Slow traffic at malls was the key point for many.
“To put it nicely, the dynamic has been choppy for a number of retailers across the summer and as we head into fall,” said Goldman analyst Lindsay Drucker Mann as she questioned David Kornberg, ceo of Express Inc.
Kornberg said: “Mall traffic continues to be a macro issue. And I think that, clearly, technology has been a disruptor and will continue to be a disruptor. As the ease and the convenience of shopping online continues to get easier and continues to be more convenient, I think that the move away bricks-and-mortar to online shopping, the adjustment is going to continue to happen.”
And even if that footfall has migrated online, retailers revving up their e-commerce businesses are finding that as their web sales grow, so do their costs.
Michael Koppel, Nordstrom’s chief financial officer and executive vice president, put it this way: “One of the biggest challenges we have in our industry is that for a long time, we operated it on a relatively well understood highly predictable four-wall model, that was built well over half a century ago that everybody understood, learned how to make it operate and got very good at it. Now all of a sudden, we’re dealing with two models and the four-wall model is a high fixed cost base, which means when the sales improve you leverage, when sales go down, you don’t leverage. And then we have an e-commerce model that has a very high variable component.”
Wal-Mart Stores Inc. — which used to be its own disruptive force — is taking an especially aggressive approach to meet the online challenge, having agreed to buy Jet.com for $3.3 billion last month.
Brett Biggs, executive vice president and cfo of Wal-Mart, told investors that the acquisition was multifaceted, with Jet bringing Wal-Mart its data-driven approach to reduce basket costs and a tech-savvy team lead by Marc Lore, who will lead the retail giant’s digital efforts.

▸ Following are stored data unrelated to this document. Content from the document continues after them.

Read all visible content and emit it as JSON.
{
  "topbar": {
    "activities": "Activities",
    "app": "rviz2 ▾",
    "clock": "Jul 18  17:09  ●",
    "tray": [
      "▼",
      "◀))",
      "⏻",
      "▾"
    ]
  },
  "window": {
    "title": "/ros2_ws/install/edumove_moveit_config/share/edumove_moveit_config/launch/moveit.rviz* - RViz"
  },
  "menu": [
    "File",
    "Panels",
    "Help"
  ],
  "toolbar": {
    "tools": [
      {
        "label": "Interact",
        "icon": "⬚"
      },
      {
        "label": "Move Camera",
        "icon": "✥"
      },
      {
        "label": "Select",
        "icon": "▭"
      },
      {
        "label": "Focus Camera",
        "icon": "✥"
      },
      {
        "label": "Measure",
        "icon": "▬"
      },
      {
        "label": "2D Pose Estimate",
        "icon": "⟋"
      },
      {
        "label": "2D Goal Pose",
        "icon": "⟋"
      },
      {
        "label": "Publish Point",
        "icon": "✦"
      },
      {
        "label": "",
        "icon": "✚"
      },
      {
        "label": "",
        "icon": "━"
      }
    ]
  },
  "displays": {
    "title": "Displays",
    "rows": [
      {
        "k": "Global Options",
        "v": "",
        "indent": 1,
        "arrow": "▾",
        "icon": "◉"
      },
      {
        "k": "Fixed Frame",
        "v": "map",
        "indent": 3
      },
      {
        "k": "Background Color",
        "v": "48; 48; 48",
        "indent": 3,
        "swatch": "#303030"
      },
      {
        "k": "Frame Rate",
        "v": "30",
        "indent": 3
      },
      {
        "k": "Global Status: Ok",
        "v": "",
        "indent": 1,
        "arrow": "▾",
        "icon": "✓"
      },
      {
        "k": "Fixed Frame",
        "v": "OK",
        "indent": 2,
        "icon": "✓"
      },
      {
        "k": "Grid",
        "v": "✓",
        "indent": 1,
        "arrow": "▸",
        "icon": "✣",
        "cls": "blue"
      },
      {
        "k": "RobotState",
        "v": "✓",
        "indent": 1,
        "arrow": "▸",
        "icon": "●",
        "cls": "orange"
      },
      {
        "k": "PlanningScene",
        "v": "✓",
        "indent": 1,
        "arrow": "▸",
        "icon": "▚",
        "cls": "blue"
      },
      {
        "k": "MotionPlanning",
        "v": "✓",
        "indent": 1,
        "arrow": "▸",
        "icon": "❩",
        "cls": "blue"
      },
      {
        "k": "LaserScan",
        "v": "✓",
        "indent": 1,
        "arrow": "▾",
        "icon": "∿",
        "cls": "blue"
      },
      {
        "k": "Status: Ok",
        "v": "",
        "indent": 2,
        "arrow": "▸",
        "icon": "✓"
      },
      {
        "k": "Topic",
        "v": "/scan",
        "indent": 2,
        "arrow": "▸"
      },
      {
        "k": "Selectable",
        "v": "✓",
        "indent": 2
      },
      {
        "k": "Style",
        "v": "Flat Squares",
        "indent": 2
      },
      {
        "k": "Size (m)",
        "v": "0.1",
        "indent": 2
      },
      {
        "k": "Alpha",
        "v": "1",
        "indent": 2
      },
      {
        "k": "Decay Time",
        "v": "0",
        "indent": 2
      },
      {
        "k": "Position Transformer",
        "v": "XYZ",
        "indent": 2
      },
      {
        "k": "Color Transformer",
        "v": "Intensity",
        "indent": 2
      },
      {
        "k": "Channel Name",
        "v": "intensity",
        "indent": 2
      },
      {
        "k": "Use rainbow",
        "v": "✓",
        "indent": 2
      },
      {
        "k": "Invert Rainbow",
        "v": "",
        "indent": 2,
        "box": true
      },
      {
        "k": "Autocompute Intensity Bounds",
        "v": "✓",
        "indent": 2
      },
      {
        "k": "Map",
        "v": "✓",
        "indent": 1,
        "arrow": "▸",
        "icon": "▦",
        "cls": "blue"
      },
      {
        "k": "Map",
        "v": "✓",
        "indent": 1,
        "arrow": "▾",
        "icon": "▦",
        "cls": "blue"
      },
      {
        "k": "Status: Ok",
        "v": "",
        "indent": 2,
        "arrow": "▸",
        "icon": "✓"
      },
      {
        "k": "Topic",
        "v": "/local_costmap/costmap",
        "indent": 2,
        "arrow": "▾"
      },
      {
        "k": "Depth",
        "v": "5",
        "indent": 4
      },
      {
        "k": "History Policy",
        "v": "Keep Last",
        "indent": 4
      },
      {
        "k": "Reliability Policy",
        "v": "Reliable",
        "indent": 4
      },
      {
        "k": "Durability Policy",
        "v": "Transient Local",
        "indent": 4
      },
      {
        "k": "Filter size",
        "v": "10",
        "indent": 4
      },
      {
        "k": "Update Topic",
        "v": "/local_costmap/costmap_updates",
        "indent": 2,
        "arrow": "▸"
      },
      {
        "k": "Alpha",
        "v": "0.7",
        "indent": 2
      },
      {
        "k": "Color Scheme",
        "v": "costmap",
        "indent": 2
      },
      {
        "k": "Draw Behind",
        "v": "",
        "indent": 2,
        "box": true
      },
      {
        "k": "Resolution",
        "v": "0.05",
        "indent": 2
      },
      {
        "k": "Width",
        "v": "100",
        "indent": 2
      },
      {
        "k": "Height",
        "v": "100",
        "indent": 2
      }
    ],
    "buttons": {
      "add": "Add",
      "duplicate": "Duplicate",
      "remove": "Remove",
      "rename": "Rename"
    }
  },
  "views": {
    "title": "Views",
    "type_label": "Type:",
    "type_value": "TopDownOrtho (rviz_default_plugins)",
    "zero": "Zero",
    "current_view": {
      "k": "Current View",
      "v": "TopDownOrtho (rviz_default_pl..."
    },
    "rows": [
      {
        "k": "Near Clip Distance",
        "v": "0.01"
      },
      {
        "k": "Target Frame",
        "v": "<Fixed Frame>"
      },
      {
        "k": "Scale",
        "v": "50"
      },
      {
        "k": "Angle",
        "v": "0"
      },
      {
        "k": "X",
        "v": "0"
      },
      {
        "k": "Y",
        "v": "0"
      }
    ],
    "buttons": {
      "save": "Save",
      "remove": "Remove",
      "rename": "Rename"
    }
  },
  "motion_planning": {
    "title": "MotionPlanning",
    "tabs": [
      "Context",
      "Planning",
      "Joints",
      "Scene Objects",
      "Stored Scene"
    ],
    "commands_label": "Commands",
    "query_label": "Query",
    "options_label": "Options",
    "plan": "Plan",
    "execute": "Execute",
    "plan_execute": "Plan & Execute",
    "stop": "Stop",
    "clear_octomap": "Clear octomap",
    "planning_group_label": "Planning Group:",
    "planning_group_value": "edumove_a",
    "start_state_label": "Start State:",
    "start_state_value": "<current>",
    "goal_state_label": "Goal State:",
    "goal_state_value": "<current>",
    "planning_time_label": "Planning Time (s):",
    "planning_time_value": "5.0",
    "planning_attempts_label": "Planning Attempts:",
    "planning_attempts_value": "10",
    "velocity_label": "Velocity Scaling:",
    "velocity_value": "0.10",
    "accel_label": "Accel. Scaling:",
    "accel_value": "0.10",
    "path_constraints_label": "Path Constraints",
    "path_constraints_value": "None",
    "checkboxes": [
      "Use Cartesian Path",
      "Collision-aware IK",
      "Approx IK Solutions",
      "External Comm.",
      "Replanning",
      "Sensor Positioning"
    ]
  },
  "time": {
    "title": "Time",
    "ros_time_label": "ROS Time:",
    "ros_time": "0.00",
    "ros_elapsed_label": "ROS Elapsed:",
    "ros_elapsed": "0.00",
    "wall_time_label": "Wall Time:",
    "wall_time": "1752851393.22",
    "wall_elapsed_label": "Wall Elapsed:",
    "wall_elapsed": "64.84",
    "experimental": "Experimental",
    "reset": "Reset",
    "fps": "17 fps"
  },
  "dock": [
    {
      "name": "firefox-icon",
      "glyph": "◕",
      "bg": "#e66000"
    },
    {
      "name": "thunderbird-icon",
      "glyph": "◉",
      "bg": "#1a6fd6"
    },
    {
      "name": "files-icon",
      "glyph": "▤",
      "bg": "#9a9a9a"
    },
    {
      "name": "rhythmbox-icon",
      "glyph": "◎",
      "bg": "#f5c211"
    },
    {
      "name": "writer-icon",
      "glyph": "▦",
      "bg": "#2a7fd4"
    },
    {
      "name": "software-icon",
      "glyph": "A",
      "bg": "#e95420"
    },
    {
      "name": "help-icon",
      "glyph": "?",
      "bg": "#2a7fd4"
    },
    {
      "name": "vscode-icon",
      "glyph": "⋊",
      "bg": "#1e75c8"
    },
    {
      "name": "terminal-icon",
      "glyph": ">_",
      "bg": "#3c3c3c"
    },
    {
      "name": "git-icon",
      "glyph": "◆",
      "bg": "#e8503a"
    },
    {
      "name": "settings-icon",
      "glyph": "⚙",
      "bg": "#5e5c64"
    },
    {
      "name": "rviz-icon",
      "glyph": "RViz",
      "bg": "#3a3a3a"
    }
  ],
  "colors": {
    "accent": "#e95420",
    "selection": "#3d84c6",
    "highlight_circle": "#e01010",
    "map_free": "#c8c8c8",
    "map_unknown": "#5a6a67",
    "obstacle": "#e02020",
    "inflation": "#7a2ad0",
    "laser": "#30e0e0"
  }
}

“There’s things that you can do with a brand like Jet.com, it’s different than what we do at walmart.com,” Briggs said.
Wal-Mart, and nearly everyone else, is working to counter Amazon — or in the case of some brands, work with the e-commerce leader.
John Idol, chairman and ceo of Michael Kors, said: “We also consider Amazon to be a competitor of ours because we’re all competing for dollars of people….And if you can get something quickly, we believe that is a form of luxury in and of itself.” Accordingly, the brand is going to start testing same-day shipping later this year.
It’s an environment that has retailers looking for silver linings and celebrating what they can, such increases in efficiency only a chief financial officer could love.
As Urban Outfitters Inc.’s cfo Frank Conforti said: “I’ll do a little bit of bragging here. I think we’ve done a fantastic job over the last almost two years now at growing our inventory slower than sales.”